As Cheryl, who asks her pre-written questions and eventually one of her own (“What are girls for?”), Kendrick is such a good actress that she completely captivates you. But as a filmmaker, she turns the tables by restaging “The Dating Game” in an almost postmodern way. What “Woman of the Hour” strives for is not the ultimate authenticity of a period piece. It’s about deconstructing television and the male aggression that can lead to violence, and showing you how the two work together.

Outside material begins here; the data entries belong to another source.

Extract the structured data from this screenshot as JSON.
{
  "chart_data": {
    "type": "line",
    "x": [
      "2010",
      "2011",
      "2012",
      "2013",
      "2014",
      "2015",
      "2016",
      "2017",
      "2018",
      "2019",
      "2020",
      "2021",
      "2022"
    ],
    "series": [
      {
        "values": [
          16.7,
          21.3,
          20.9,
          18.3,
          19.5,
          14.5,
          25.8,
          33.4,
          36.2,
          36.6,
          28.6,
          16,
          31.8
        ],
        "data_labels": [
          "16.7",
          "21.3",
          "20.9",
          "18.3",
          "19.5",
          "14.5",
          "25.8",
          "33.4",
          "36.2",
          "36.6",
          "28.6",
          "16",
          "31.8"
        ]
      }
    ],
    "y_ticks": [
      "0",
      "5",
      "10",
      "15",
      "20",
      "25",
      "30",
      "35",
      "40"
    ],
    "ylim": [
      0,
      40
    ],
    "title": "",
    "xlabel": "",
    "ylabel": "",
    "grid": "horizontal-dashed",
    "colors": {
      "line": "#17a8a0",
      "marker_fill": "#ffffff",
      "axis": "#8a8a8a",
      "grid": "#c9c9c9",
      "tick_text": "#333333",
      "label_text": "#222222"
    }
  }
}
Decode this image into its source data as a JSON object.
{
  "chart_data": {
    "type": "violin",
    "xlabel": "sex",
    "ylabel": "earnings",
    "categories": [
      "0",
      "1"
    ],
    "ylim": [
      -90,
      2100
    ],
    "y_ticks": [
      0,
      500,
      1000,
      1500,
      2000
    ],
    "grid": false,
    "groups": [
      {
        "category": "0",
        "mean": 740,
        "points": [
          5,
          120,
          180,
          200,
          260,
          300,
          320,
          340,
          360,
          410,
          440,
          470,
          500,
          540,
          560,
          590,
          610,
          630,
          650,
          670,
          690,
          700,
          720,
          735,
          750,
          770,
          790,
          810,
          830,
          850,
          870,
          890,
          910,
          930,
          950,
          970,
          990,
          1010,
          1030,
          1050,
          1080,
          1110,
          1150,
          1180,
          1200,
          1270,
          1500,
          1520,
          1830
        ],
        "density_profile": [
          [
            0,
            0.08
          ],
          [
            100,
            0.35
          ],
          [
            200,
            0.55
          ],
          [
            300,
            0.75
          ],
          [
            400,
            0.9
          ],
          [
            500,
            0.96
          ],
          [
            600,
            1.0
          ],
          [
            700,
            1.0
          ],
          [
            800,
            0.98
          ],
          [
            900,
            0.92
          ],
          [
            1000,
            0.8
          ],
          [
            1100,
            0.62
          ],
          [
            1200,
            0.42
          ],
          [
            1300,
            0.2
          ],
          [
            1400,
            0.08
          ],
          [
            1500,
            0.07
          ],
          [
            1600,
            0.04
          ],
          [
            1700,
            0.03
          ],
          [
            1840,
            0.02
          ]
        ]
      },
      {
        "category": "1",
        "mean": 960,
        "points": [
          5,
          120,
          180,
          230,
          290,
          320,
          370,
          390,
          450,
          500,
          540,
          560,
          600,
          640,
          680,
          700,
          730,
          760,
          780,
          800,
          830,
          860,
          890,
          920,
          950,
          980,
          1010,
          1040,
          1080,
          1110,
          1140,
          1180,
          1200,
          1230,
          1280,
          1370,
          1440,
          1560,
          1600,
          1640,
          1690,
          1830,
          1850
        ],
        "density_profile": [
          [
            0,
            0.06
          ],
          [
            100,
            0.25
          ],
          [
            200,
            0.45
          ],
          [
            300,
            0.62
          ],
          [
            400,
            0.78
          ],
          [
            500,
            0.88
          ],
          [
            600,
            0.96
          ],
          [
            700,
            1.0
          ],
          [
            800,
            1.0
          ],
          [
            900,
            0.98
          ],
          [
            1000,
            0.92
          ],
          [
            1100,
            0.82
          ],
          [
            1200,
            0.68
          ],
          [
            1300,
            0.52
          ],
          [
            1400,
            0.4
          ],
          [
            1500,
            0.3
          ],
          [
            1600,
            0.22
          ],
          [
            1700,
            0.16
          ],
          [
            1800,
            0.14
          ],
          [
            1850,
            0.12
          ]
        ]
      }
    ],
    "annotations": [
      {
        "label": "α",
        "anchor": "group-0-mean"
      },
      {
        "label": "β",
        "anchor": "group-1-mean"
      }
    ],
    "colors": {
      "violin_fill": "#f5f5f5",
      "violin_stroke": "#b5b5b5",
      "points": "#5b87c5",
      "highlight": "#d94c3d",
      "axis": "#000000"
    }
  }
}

In the audience sits a woman named Laura (Nicolette Robinson), who gets a shiver down her spine when she sees that Alcala is Bachelor #3 because she was friends with one of his victims; She tried to go to the police but to no avail. (This reflects what happened: a lot of tips to the police about Alcala, which he somehow dodged.) This is the weakest part of the film, however, because the drama is simultaneously too sketchy and too in-your-face.

The strongest part of the film happens right after the show, when Rodney convinces Cheryl to join him for a “date” (drinks at a bar) before their official date in Caramel, California. Their duel of wits is awkward and, when it arrives in a parking lot, scary. In real life, Cheryl and Rodney never went on their “Dating Game” date because she thought there was something wrong with him. And it’s satisfying to see Alcala caught at the end of the film and outwitted by a victim who knows how to exploit his vanity. But when “Woman of the Hour” captures a random moment when American violence shines through the façade of American television, the film doesn’t resonate much because it assumes all of its meaning for you.